The VS matches the packet with the open source flow table on the VS, and performs traffic management on the packet according to the matching result.
A management device, characterized by comprising a processor, the processor being configured to implement the flow table rule management method as claimed in any one of claims 1-11, or the processor being configured to implement the flow table rule management method as claimed in claim 12 The management method of flow table rules according to any one of -22, or the processor is used to implement the traffic management method according to any one of claims 23-30, or the processor is used to implement the traffic management method as claimed in any one of claims 23-30. The traffic management method described in 31.
The device according to claim 32, wherein the management device is a chip.
The device according to claim 32, characterized in that the management device is a network device, and the type of the network device includes at least one of the following: a router, a switch or a server.
A management system, characterized in that the management system includes a virtual switch VS and an intelligent network card;

Wherein, the smart network card is used to execute the management method of flow table rules as described in any one of claims 1-11, and the VS is used to execute the flow table rules as described in any one of claims 12-22. management methods;

Alternatively, the smart network card is used to implement the traffic management method as claimed in any one of claims 23-30, and the VS is used to implement the traffic management method as claimed in claim 31.

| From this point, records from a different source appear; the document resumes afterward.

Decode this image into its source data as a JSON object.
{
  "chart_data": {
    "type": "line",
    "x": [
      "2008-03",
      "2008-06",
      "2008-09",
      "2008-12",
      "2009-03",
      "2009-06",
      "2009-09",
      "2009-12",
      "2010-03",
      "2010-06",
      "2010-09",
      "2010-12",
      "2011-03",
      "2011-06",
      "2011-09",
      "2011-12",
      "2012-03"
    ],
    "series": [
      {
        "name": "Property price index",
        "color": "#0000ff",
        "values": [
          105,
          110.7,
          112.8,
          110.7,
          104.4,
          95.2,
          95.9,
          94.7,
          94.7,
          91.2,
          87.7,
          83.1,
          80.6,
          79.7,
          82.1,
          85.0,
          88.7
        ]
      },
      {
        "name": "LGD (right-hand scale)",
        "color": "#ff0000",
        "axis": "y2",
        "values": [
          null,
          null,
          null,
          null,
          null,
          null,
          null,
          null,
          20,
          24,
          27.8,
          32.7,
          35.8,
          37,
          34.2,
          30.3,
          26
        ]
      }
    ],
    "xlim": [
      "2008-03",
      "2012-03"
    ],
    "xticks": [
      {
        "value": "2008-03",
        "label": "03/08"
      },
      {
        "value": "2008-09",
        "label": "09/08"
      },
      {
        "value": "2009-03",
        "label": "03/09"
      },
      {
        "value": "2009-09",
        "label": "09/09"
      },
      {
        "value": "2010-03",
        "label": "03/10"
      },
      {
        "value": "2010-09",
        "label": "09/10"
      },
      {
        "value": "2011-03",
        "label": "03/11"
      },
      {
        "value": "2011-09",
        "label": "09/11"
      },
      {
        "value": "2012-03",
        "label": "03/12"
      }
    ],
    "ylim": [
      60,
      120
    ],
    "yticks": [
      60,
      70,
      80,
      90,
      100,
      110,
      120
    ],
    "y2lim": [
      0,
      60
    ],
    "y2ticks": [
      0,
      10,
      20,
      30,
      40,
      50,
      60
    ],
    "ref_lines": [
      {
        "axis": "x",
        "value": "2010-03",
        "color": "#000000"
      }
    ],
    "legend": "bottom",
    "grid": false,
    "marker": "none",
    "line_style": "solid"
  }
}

A computer-readable storage medium, characterized in that at least one instruction is stored in the computer storage medium, and the at least one instruction is loaded and executed by a processor, so that the computer implements any one of claims 1-11 The management method of flow table rules described above, or the management method of flow table rules described in any one of claims 12-22, or the traffic management method described in any one of claims 23-30, Or, implement the traffic management method as claimed in claim 31.
A computer program product, characterized in that the computer program product includes a computer program, and the computer program is loaded and executed by a computer, so that the computer implements the flow table rule as described in any one of claims 1-11 The management method, or the management method of flow table rules as described in any one of claims 12-22, or the traffic management method as described in any one of claims 23-30, or the management method of the flow table rules as described in any one of claims 23-30, or the management method of The traffic management method described in claim 31.